How Bernhard Schölkopf might approach Computer Science
The discipline we now term "Computer Science" presents a curious paradox. On one hand, its roots are firmly planted in the rigorous, deductive reasoning of mathematics and logic. We build systems based on precisely defined operations, sequences of instructions that, when followed, yield predictable outcomes. This is the bedrock upon which formal methods and algorithmic analysis are built – a testament to the power of abstraction and mechanical execution.
Yet, a significant portion of this field, particularly what has come to be known as "machine learning" in recent years, often seems to shy away from this foundational rigor. We observe remarkable empirical successes – systems that can recognize patterns in images, translate languages, and even generate novel text. But what is the underlying principle? Too often, it appears to be a sophisticated form of curve fitting, a highly advanced correlation mining.
This is where the distinction between correlation and causation becomes paramount.
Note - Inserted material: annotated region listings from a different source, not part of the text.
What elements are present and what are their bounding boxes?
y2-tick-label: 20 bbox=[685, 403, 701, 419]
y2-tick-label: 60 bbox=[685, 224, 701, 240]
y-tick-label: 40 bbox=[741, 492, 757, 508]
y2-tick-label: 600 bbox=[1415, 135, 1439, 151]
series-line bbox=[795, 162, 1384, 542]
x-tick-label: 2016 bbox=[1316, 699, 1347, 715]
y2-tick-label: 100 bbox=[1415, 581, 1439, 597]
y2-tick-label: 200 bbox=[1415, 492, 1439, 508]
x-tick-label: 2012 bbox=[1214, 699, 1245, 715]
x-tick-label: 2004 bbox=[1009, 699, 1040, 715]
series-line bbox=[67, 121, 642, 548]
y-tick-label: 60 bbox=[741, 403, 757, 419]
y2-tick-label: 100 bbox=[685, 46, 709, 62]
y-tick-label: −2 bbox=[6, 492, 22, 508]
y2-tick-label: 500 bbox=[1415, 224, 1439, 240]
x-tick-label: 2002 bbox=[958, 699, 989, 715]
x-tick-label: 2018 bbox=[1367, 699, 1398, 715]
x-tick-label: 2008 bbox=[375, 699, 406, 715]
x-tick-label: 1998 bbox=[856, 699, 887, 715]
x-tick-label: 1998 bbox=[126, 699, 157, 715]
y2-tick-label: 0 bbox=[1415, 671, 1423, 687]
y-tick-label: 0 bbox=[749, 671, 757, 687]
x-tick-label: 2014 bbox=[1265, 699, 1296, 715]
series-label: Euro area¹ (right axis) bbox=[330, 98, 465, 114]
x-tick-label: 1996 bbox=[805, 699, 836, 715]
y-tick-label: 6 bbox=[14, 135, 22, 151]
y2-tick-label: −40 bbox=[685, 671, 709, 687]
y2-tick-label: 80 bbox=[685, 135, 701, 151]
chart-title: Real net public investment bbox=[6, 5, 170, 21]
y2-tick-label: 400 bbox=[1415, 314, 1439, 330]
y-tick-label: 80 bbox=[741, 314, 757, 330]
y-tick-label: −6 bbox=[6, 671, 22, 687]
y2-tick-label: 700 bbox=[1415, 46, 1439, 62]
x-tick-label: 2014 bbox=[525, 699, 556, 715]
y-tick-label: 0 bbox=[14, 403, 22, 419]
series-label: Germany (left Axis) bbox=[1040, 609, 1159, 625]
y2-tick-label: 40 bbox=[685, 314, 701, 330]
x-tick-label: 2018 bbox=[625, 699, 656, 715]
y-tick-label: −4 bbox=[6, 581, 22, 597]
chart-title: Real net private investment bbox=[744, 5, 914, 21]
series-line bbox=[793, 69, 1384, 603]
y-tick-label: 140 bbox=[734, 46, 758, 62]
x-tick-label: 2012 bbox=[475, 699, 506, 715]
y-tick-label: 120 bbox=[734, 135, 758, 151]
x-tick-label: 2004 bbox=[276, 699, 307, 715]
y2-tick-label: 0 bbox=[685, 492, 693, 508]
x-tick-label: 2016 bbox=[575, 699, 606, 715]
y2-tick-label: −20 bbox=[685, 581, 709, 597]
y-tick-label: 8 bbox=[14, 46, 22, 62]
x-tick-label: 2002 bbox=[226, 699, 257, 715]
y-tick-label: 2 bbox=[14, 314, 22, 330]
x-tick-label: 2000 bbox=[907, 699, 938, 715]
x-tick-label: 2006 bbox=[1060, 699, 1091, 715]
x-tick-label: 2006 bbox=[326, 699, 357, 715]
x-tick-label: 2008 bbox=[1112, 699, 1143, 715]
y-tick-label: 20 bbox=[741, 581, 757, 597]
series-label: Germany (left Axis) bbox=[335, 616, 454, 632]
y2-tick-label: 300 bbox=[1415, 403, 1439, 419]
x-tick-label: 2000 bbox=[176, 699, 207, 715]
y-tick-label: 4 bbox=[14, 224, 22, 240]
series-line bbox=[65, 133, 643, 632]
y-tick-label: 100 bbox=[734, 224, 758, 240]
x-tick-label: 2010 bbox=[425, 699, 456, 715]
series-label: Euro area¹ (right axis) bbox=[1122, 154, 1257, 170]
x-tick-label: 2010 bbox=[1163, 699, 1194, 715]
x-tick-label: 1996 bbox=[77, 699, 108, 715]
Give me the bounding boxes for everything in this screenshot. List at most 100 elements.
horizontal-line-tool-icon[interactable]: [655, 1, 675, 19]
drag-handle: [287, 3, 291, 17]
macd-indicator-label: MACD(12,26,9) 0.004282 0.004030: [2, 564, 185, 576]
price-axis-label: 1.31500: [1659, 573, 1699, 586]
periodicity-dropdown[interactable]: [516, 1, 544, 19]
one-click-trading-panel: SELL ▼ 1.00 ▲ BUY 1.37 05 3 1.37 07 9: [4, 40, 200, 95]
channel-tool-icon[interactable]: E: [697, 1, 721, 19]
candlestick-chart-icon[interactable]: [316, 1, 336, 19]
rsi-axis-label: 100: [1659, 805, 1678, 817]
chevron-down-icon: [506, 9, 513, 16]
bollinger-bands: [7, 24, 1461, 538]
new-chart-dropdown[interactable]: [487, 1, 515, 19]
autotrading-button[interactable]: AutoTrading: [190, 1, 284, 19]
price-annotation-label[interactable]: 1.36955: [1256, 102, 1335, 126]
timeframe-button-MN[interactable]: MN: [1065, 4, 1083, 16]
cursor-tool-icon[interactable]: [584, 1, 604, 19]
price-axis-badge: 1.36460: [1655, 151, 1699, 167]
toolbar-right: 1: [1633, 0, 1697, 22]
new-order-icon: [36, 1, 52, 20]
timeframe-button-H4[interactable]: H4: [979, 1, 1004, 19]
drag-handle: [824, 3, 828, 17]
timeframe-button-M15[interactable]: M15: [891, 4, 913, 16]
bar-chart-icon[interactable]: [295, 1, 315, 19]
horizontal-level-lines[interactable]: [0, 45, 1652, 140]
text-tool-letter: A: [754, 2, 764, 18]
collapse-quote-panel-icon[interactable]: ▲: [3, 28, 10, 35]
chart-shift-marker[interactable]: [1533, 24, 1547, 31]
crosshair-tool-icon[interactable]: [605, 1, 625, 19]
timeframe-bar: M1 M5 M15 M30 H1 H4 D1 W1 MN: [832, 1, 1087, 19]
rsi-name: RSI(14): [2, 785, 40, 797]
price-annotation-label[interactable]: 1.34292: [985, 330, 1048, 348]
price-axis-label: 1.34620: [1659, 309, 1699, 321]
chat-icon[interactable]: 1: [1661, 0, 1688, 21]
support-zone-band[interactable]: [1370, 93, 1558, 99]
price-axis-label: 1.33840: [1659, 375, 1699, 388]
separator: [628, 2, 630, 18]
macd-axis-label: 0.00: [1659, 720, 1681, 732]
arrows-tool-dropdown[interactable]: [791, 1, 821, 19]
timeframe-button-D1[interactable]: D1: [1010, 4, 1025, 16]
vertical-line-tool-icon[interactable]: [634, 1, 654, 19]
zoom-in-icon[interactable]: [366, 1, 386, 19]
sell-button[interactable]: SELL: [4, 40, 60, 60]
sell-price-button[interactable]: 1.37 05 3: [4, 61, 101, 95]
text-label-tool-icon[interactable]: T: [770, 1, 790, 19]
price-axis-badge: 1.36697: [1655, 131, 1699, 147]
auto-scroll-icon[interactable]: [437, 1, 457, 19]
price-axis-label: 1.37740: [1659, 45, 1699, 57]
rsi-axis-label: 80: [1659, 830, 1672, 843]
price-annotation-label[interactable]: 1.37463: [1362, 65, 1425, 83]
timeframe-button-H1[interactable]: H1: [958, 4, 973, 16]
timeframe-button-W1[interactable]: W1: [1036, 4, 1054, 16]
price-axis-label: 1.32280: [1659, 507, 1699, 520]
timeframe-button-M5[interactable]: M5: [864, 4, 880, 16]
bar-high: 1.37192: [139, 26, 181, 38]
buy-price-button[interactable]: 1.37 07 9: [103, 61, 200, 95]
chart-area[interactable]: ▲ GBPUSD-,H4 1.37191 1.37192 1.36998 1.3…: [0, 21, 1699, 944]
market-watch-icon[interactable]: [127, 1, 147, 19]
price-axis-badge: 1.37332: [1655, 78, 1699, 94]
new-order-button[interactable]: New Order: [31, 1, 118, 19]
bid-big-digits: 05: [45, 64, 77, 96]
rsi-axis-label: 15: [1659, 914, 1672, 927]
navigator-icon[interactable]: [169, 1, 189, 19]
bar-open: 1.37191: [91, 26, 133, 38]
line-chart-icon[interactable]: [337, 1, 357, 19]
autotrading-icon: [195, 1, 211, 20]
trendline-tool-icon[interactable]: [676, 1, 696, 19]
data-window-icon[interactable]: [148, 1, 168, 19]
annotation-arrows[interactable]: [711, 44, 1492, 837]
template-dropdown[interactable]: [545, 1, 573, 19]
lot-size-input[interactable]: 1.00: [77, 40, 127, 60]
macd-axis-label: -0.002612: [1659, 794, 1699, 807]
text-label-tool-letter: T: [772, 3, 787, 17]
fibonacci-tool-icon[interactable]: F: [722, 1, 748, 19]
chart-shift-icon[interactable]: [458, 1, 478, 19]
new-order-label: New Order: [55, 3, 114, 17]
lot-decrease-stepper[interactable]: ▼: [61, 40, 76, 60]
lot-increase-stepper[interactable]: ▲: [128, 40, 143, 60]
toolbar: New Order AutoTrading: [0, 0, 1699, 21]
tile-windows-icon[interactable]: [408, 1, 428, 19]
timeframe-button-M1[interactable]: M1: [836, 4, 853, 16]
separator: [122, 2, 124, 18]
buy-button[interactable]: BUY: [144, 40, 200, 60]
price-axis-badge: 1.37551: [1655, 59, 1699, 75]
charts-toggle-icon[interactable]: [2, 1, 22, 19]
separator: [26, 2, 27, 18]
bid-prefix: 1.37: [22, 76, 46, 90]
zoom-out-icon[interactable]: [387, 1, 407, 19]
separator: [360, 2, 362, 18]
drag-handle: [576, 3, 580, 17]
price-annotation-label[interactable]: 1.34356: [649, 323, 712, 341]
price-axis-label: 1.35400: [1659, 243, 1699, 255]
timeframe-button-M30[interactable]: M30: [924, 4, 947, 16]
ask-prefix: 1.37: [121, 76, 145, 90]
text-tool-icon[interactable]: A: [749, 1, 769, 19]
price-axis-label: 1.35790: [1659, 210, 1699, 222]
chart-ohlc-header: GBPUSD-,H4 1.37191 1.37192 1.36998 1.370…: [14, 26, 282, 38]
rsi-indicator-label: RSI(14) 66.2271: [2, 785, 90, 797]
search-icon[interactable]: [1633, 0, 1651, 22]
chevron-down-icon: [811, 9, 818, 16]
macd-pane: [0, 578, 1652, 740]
While correlation is indeed a hint, it is a weak one when our goal is to build truly intelligent and robust systems. The impressive capabilities we witness are, in many instances, brittle. They fail when faced with situations that deviate even slightly from the patterns observed in their training data. They lack the ability to *understand* the underlying data-generating process.
My work has long been dedicated to bridging this gap. By leveraging concepts like kernel methods, we can implicitly operate in spaces of immense complexity, allowing us to capture nuanced relationships. More critically, by focusing on causal inference and the identification of independent mechanisms, we can move beyond mere pattern recognition towards systems that can reason about interventions and generalize…
Imagined perspective — an AI synthesis grounded in Bernhard Schölkopf’s recorded ideas and methods, not a quotation or a statement they actually made.